Должна рассказать Вам историю одной дамы, мужеству которой дивлюсь, но не имею ни малейшего желания последовать ее примеру. Польский посол и его супруга были приглашены на обед к графу Ягужинскому, где должно было собраться большое общество. Граф живет на одной стороне реки, а они — на другой. Когда они по льду переезжали реку, лед треснул, ее сани провалились в воду, и она с большим трудом выбралась, вымокнув с головы до ног Она отправилась домой, а ее муж поехал дальше, извинился за опоздание и очень спокойно поведал о приключившемся с его женой. Предоставляю Вам судить относительно причины спокойствия: было ли это большое sang froid[79] или радость, что она спаслась. Но вот что меня поразило. Когда подали десерт, появилась сама эта дама. Она переоделась, снова решилась переехать через реку и ничуть не выглядела расстроенной; она танцевала с нами всю ночь, а затем снова по льду поехала домой. Все общество выражало ей свое восхищение такой отвагой. Я же, должна признаться, посмотрела на это дело с другой точки зрения и увидела в нем явное свидетельство легкомыслия, в котором обвиняют наш пол (подвергаться большому риску ради бала); жаль, что так поступила женщина.

Коль скоро я заговорила об этой даме, должна добавить еще кое-что о ней и ее соотечественницах. Здесь вместе с нею присутствовали еще две знатные польские дамы. Все они внешне очень эффектны, хотя и не красавицы, грациозны, очень веселы, но несколько чопорны. Все они любят танцевать и петь и всякого рода развлечения; их тело и дух, кажется, никогда не ведают усталости.

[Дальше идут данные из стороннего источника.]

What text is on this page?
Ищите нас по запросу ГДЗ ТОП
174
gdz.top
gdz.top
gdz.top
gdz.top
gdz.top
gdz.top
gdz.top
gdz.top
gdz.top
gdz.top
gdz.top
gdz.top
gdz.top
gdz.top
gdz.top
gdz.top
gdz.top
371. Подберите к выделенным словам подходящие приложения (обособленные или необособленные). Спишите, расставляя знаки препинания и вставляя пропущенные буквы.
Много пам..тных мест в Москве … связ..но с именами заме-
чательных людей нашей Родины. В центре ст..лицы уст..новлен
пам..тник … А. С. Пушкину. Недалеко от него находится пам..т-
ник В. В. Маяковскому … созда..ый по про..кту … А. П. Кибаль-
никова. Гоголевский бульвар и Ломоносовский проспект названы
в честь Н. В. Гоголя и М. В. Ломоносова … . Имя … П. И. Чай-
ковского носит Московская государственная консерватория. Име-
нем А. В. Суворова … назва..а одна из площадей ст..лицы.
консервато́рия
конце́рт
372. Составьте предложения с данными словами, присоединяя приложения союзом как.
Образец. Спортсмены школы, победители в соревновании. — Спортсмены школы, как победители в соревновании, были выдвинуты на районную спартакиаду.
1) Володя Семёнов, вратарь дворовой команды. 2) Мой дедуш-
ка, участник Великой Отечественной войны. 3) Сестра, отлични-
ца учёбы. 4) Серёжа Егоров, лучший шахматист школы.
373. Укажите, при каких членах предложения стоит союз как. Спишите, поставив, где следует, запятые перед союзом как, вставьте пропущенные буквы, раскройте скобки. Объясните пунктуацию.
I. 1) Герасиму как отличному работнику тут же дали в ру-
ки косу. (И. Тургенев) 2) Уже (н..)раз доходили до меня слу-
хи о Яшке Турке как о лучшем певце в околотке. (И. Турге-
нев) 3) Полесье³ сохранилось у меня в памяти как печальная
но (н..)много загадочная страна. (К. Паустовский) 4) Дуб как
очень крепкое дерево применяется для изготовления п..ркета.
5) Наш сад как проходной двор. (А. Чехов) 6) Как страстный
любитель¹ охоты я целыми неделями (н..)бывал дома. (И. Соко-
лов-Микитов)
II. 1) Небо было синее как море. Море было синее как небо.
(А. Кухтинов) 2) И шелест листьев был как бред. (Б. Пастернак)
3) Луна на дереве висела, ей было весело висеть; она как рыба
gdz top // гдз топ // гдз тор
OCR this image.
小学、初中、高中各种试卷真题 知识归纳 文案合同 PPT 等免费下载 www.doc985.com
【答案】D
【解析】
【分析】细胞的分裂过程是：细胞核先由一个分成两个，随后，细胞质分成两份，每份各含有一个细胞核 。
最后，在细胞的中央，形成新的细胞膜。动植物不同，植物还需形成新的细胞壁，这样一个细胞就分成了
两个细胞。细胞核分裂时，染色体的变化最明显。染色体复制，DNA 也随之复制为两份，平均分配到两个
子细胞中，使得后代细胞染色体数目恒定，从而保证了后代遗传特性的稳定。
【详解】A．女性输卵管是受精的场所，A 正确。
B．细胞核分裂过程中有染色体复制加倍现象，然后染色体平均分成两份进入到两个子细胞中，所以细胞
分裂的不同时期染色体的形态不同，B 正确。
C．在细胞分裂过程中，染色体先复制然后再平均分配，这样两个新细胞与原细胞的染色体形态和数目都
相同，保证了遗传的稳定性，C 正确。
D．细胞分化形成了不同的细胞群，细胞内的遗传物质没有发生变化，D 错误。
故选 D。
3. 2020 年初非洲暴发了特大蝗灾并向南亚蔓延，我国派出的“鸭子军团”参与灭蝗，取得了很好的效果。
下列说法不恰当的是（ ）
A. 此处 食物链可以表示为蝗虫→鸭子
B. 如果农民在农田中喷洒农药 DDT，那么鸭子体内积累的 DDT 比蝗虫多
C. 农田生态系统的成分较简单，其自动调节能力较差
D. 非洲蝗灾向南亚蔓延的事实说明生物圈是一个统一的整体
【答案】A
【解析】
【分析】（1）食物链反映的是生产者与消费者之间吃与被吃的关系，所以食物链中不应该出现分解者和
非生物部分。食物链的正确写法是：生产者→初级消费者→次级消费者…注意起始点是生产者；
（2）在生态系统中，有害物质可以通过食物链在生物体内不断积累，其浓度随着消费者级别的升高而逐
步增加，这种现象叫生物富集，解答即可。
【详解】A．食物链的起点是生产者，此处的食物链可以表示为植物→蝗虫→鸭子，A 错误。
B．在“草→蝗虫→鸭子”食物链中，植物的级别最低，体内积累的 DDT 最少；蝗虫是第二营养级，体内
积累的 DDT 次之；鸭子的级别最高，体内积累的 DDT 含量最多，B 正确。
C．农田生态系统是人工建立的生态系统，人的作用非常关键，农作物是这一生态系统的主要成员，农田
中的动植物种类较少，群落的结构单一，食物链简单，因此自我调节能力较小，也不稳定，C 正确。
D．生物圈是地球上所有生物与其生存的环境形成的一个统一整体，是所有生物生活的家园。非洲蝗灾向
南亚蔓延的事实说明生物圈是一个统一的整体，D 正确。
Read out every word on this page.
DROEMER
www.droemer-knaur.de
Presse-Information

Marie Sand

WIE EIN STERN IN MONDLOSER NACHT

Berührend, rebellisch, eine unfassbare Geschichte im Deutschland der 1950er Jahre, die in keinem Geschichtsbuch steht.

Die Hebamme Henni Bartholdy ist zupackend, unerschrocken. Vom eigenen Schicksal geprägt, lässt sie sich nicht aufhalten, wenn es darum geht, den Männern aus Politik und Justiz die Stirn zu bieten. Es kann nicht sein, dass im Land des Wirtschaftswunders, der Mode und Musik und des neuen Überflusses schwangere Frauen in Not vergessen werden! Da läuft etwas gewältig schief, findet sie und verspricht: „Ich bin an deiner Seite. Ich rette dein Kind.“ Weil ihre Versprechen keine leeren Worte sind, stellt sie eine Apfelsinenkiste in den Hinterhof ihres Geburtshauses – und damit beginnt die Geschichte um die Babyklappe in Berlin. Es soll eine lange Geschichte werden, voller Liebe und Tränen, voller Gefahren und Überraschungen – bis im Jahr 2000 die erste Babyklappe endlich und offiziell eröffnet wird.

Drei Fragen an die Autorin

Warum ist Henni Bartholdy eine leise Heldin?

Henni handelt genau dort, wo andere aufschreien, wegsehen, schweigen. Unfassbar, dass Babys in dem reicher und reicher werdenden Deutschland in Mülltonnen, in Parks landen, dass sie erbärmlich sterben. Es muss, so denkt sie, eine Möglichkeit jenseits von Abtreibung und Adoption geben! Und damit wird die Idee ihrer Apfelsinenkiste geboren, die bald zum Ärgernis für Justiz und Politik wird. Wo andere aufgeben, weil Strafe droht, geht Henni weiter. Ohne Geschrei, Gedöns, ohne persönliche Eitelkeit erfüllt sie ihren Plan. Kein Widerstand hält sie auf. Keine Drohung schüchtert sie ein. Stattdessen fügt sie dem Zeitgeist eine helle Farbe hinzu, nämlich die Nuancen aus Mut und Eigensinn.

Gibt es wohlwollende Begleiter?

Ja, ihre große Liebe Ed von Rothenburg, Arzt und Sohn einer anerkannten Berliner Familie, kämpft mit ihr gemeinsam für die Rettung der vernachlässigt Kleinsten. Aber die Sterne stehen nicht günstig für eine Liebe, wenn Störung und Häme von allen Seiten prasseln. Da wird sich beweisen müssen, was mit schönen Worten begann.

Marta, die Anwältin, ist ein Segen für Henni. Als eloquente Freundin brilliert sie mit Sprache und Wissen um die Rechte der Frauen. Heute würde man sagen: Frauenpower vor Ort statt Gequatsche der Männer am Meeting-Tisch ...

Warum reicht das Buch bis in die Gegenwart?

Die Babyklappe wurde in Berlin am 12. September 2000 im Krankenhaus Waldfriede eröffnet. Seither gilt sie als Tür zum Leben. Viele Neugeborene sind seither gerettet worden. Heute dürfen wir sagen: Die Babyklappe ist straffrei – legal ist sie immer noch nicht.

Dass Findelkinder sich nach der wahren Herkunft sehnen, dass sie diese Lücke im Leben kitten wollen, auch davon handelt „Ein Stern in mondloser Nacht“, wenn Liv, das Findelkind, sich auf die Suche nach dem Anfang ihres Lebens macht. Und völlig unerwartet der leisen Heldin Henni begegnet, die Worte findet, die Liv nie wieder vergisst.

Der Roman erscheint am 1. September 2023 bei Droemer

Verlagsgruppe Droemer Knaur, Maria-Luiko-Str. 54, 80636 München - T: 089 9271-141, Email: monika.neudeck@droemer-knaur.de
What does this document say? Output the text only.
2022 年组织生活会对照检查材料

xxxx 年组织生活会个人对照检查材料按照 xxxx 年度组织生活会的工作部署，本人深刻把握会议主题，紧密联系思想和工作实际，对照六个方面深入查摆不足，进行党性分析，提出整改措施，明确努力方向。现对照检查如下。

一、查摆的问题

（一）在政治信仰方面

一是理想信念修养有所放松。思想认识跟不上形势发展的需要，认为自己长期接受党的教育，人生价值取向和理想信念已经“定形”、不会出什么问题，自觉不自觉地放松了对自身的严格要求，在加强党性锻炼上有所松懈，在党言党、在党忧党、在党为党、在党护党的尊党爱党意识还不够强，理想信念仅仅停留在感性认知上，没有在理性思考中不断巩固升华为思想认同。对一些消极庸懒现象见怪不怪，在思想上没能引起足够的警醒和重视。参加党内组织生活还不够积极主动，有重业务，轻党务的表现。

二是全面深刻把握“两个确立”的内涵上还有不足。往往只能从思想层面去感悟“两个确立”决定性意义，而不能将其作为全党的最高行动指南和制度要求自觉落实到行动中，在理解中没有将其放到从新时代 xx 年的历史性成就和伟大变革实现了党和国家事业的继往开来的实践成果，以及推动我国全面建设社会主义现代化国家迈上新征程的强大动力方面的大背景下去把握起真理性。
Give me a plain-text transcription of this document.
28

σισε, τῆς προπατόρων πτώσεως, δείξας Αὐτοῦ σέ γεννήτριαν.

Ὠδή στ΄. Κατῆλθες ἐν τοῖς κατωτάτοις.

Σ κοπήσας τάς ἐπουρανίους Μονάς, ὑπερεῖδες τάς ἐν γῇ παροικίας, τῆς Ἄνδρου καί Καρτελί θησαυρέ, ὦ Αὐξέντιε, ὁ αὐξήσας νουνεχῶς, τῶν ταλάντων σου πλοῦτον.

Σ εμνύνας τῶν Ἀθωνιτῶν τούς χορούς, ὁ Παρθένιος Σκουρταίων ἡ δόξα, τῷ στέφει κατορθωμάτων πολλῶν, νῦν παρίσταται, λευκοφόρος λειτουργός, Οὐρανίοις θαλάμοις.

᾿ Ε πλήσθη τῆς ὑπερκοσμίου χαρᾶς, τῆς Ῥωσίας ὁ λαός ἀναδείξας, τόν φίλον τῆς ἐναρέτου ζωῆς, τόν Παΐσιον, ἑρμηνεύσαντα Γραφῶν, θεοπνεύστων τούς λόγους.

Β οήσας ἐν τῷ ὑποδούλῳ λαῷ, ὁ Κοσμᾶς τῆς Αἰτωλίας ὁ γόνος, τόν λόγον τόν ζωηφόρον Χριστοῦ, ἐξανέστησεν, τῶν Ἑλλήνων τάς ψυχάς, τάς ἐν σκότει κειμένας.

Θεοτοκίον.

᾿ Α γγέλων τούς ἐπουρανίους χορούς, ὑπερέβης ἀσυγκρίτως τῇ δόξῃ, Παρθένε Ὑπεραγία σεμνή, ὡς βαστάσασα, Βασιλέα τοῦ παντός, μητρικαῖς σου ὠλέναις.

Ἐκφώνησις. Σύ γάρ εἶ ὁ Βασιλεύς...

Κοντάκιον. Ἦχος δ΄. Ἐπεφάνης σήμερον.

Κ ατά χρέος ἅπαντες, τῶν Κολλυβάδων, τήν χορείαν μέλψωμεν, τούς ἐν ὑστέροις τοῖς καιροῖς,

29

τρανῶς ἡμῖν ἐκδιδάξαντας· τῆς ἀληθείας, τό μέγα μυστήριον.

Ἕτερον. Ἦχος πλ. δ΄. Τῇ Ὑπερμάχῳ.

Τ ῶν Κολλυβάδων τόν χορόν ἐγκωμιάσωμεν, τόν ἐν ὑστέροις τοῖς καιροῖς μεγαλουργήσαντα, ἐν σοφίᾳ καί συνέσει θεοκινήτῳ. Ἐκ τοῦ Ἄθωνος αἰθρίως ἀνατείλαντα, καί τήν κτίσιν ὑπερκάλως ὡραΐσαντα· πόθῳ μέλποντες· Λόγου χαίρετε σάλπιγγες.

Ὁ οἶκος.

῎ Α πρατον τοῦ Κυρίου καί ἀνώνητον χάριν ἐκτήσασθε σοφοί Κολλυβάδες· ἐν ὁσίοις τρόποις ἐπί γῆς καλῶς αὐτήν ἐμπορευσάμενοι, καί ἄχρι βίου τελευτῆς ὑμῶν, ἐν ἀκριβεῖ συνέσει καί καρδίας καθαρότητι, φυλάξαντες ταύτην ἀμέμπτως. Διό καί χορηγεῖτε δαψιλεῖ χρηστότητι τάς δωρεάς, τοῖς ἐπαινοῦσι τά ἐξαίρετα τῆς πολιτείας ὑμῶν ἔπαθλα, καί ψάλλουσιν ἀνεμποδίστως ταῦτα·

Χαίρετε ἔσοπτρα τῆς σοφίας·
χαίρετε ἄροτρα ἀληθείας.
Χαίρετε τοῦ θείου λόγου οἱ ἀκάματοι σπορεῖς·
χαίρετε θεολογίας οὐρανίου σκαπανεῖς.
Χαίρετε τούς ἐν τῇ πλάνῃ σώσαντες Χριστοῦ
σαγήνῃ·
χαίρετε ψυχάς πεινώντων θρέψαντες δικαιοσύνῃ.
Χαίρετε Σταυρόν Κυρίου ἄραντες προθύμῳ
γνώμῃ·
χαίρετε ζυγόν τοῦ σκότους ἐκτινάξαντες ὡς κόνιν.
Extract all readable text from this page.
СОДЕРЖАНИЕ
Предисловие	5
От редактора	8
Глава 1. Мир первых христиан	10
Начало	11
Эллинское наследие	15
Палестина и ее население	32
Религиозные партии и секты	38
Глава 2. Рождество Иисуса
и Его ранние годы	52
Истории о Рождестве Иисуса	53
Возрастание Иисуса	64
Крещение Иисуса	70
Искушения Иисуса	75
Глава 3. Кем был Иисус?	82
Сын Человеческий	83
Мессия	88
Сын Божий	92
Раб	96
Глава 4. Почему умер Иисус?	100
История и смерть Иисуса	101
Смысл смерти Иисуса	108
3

Они очень приятные собеседницы — на один час, но слишком утомительны для меня при более долгом общении, ведь я, как Вам известно, способна утратить интерес, особенно к людям, обладающим высокомерием духа, если можно так выразиться, У них великолепные слуги, одежда, но в них столько национальной гордости и воинственности, что теряется мягкость, присущая нашему полу. Однако последнее наблюдение заставляет меня задуматься над тем, насколько несвойственна мне манера, в которой Вы вынуждаете меня действовать. Коротко говоря, если бы мои письма к Вам кто-то увидел, какой смешной я бы выглядела! Впрочем, Ваши желания для меня обязательны, и мои действия — более сильное доказательство моей дружбы, нежели уверения в ней в каждом письме.